Posted by Bethany Bell on

“Likewise the Spirit helps us in our weakness; for we do not know how to pray as we ought, but the Spirit himself intercedes for us with sighs too deep for words” - Romans 8:26

     Like anything, starting can be the hardest part. You’ve found that quiet 5 minutes, sequestered yourself away, and then you sit. Your mind begins racing with all the to-do lists, honey do lists, and lists long forgotten until that exact moment. How can you commune with God when it seems impossible to even begin?

     St. Paul in all of His wisdom tells us exactly what to do in Romans 8:26- “Likewise the Spirit helps us in our weakness; for we do not know how to pray as we ought, but the Spirit himself intercedes for us with sighs too deep for words.” So what is St. Paul telling us? He’s letting us know that we cannot pray on our own, that our first step should always be calling down the Holy Spirit to aid us in our prayers. 

     There are many ways to do this, it can be as simple as “Come Holy Spirit, Fire of Mercy” and include any intention you are thinking or the traditional “Come, Holy Spirit, fill the hearts of Thy faithful and enkindle in them the fire of Thy love. Send forth Thy Spirit and they shall be created. And Thou shalt renew the face of the earth.” Another one of my favorites to use is  “O God, incline unto my aid; O Lord, make haste to help me” which is from Psalm 70:1 and used by St. John Cassian and his monks unceasingly. This is also the prayer you will find in the Liturgy of the Hours. Whichever prayer you use whether one here or one you feel moved to say,  it is best to start any prayer this way.

    Okay, so step one was to invoke the Holy Spirit to come to our aid. Now that we’ve asked Him to join us we need to get recollected or calm our mind so we can be attentive and aware of God's presence.
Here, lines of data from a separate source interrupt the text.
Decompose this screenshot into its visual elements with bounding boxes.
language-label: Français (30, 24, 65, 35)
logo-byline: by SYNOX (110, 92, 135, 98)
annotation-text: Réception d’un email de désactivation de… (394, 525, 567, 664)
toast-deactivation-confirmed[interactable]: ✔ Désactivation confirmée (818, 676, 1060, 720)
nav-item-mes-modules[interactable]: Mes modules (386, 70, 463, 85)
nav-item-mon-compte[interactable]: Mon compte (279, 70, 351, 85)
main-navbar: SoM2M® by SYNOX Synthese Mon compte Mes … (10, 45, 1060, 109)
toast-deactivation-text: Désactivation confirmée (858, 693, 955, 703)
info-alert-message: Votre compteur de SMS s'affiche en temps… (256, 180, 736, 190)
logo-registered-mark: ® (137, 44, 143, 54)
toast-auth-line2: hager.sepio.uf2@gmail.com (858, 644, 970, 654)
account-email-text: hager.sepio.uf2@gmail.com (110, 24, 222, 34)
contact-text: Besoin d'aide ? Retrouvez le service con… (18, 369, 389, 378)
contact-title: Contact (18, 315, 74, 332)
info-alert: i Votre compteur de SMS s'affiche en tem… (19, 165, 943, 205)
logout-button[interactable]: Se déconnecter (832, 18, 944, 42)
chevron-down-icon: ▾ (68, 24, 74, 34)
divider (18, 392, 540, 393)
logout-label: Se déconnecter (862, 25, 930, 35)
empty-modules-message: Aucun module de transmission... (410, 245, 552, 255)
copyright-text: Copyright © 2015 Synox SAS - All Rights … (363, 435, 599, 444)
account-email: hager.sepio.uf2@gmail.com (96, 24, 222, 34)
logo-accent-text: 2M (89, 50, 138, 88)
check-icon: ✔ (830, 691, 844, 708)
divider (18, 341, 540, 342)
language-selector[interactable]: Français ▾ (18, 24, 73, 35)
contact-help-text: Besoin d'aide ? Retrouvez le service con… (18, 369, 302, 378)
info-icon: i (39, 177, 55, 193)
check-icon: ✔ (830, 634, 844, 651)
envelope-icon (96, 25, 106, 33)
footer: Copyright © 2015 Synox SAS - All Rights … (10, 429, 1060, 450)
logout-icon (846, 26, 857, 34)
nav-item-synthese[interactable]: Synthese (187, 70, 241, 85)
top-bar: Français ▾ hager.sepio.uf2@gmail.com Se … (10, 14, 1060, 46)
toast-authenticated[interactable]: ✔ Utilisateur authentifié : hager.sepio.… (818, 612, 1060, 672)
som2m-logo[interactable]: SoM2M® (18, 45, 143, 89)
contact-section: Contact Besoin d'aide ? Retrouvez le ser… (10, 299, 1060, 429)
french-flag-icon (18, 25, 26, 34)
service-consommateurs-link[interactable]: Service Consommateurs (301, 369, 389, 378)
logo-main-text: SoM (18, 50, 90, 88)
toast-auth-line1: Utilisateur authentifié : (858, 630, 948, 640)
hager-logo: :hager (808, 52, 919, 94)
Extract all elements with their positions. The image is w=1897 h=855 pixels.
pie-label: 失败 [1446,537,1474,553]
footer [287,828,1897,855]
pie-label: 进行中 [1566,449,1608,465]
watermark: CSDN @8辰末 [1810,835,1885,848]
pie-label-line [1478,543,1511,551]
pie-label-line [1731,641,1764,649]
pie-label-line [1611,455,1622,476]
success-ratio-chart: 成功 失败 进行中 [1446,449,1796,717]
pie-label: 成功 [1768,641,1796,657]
Who better to help us get recolleted than the spouse of the Holy Spirit, Mary. Reciting the Rosary is a wonderful way to turn our hearts and minds to Christ. During Advent, meditating on the Joyful mysteries can help you build that joyful anticipation to the birth of Jesus. Another great prayer for recollection can be pulled from Holy Scripture, Luke 17:13; 18:14, 38 and is commonly referred to as the Jesus prayer. It goes “Lord Jesus Christ, Son of God, have mercy on me, a sinner.” This simple prayer calls to mind again that we are nothing without the aid of Christ and the repetition of this prayer is similar to the Rosary as it allows us to empty ourselves so we can be filled with the Holy Spirit. 

  

For the first week of advent I challenge everyone to find 5 minutes daily to commune with God. Begin your prayer invoking the Holy Spirit asking for aid to pray and try praying a decade of the Rosary or praying the Jesus prayer 10 times to calm your senses so you can feel His presence. If you need another decade or more repetitions of the Jesus prayer then do it. You’ll know when you are calm and open to receive God’s word.  Doing this will do a couple things for you. First, you are emptying yourself (Kenosis) by acknowledging that you are dependent on the Trinity in every way including your prayer life. Second, you stop doing and allow it to be done. What I mean is you stop thinking YOU are the one preparing your heart for Advent and start realizing that the HOLY SPIRIT is the one preparing you for Advent. I pray that this week brings you peace and joy during your quiet moments with Christ. Remember to be like Mary, the Magi and St. Simeon and open your heart to the joyful anticipation of the infant Christ.